The resort is also accessible by rail via Ötztal railway station, with onward bus connections to Längenfeld. The nearest airports are Innsbruck Airport and Munich Airport.

== Economic significance ==
As an employer with 265 employees, the Aqua Dome is considered an important economic factor in the region. A recent WIFO study calculated the economic importance of the Aqua Dome for the Ötztal; in 2024, the Aqua Dome generated regional added value of 69.9 million euros. This corresponds to an increase of 33.4% compared to 2019. As an employer, the spa provides 830 jobs both within the company itself and beyond the thermal spa operation, including at suppliers, partner companies and service providers. According to the WIFO study, this is 22 per cent more than in 2019. 51% of jobs come directly from the Imst district. 80% of suppliers come from the immediate vicinity of the Aqua Dome.

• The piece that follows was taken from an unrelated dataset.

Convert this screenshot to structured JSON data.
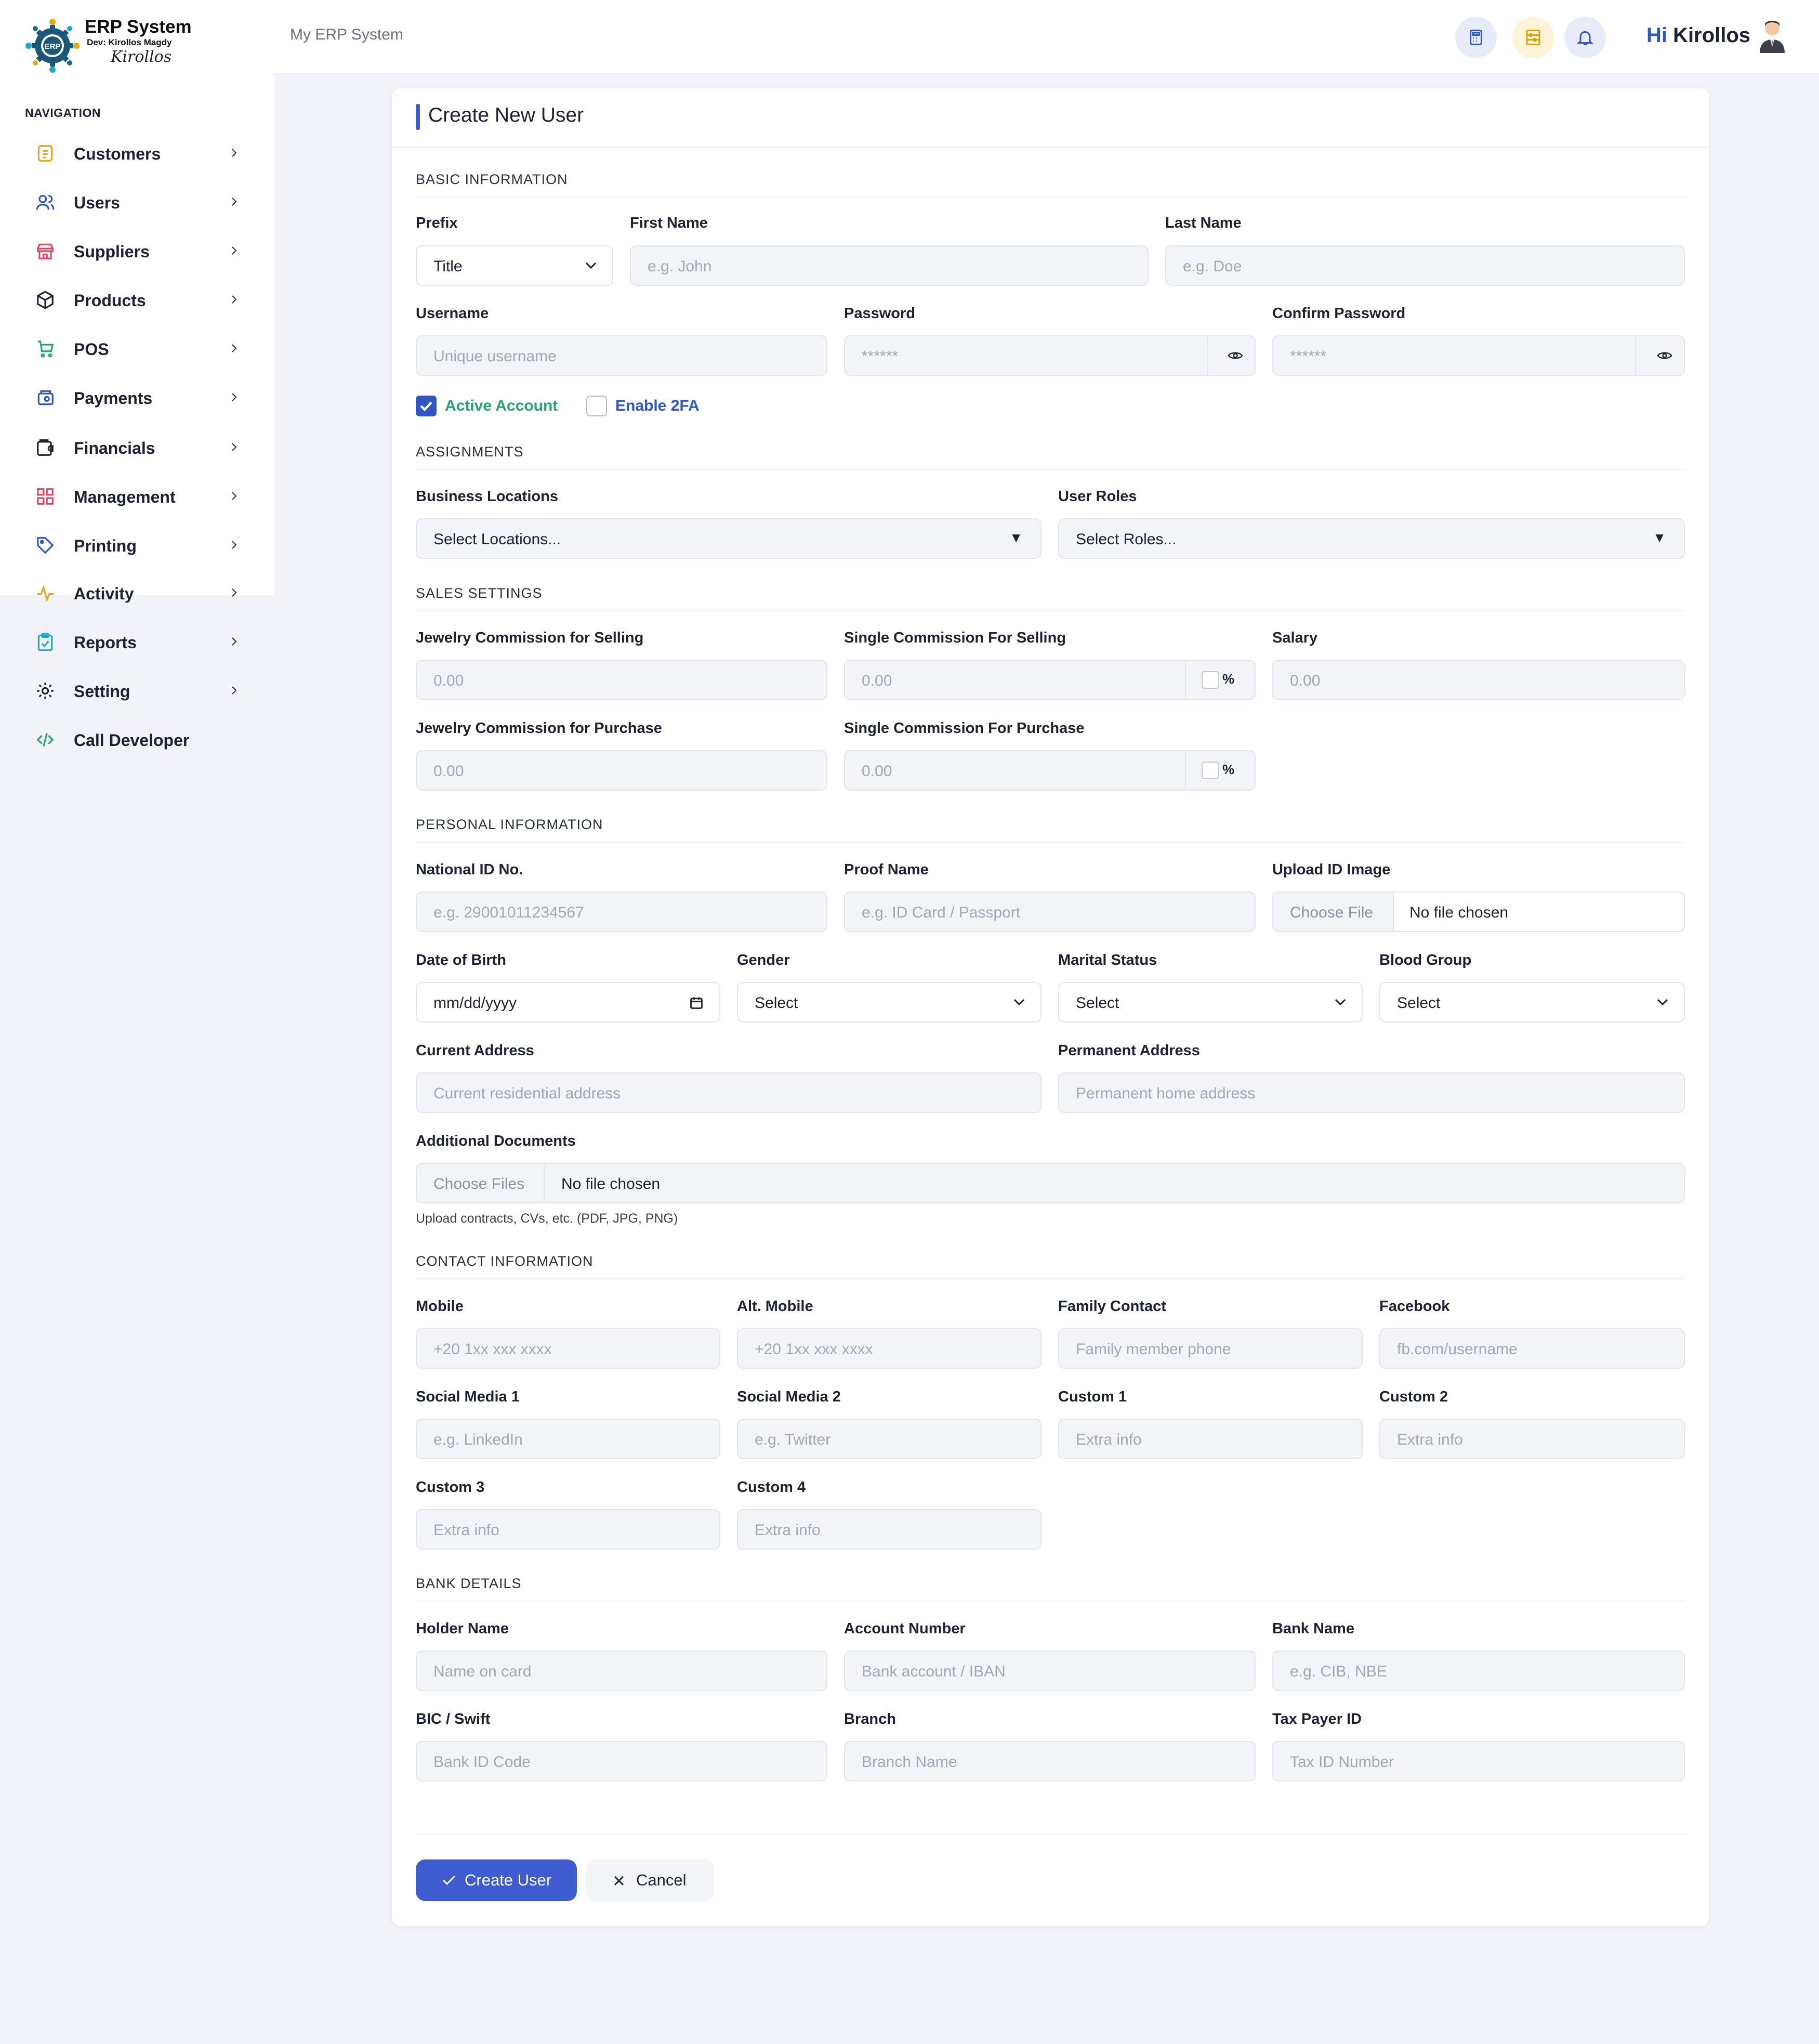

Almost seven million guests from 25 countries have visited the Aqua Dome thermal spa and hotel since it opened. Germany leads the overnight stay statistics with 28%, followed by Austria with 27.5% and 13% visitors from Switzerland and Liechtenstein. Other target markets are the Benelux region, Italy, the USA, Great Britain and France. Day visitors to the thermal spa also frequently come from Tyrol. The estimated number of visitors in 2024 was 400,000.

The Aqua Dome has won several awards such as the World Spa Award for "World's Best Mineral & Hot Springs Spa (2024)" and the World Travel Award for "Austria's Leading Spa Resort (2011, 2012, 2013)".